Stephen Weckesser's profile image
Stephen Weckesser

This is an old thread so I am sure it is resolved by now, but he was looking for the path to the file on the storage area. In the early versions the filename was the docid (+element number). You could traverse the directories to get the docid and path and put it in a lookup table. That sounds like what he describes as a "scraper".  That approach was used by some folks to export or update docs. For example, a few years back I was sent an offline backup of a filestore containing some FileNet properietary TIFFS. I had no access to a working online environment, but I could crawl thge files and read the header. The "filename" gave me the docId so I could report on which files were converted to G4 and the converted size, etc so they could merge them later. That approach will no longer work.

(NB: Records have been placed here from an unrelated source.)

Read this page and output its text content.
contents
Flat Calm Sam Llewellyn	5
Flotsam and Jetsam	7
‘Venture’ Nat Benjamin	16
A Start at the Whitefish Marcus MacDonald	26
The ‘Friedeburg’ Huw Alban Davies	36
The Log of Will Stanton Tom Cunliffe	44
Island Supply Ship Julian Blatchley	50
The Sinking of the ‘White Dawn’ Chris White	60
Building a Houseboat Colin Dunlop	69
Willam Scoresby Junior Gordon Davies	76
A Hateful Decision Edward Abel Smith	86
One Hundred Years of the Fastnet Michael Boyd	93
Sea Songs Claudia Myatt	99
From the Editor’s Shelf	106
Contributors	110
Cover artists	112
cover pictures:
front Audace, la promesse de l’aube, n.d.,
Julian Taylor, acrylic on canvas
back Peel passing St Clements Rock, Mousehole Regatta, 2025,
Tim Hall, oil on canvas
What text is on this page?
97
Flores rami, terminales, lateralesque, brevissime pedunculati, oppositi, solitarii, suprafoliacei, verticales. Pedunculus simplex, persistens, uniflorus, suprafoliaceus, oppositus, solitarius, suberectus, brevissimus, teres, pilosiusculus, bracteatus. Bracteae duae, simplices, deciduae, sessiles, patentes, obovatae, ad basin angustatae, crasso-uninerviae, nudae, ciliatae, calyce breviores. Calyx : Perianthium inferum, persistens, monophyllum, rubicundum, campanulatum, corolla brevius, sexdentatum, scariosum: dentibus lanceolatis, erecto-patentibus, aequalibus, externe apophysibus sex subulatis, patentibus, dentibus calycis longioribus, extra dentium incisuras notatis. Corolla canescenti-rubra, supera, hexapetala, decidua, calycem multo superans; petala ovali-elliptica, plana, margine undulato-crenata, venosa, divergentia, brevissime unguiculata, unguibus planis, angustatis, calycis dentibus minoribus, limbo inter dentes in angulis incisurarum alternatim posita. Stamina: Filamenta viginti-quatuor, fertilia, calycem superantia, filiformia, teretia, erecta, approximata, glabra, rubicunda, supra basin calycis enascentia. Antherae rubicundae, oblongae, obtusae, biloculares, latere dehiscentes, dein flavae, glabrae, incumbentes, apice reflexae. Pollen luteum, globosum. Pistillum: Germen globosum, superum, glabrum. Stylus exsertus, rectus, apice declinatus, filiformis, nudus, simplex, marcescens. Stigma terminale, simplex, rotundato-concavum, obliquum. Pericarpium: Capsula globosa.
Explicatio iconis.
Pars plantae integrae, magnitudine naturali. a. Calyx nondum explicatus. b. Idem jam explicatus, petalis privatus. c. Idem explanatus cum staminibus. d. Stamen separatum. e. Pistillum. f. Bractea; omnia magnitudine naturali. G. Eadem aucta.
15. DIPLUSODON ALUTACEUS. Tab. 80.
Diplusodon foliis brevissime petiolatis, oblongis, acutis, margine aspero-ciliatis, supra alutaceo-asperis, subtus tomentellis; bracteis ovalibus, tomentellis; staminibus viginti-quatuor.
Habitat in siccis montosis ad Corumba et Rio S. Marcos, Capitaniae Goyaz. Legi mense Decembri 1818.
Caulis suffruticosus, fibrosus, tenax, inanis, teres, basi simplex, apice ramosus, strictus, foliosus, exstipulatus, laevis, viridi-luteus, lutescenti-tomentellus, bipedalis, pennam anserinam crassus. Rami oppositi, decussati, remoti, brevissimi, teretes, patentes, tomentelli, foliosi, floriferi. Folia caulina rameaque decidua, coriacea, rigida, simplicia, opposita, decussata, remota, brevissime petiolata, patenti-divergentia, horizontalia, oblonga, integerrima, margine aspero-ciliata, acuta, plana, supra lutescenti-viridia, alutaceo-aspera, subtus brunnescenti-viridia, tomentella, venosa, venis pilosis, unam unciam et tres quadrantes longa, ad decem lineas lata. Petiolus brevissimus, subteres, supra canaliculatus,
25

In later versions of P8, parts of the guid name are swapped to obfuscate them. Could you decode? Yes and I looked at that approach before, but while it might work for some files on older versions, as a generic solution you would have to also deal with compression, deduplication and encryption where keys change over time.  It would break as soon as you deployed it in a real-world situation. In order to export content and be version and platform agnostic, use the API to do a search and iterate the results and get the content element list for each item. From that, get a content transfer object and a stream and write out the bytes to a file. The original filename and mimetype can be had from the content transfer object using the Retrieval Name and ContentType properties. That approach however requires a working system and will not give you the path or filename as written under the storage area which I believe was the original question.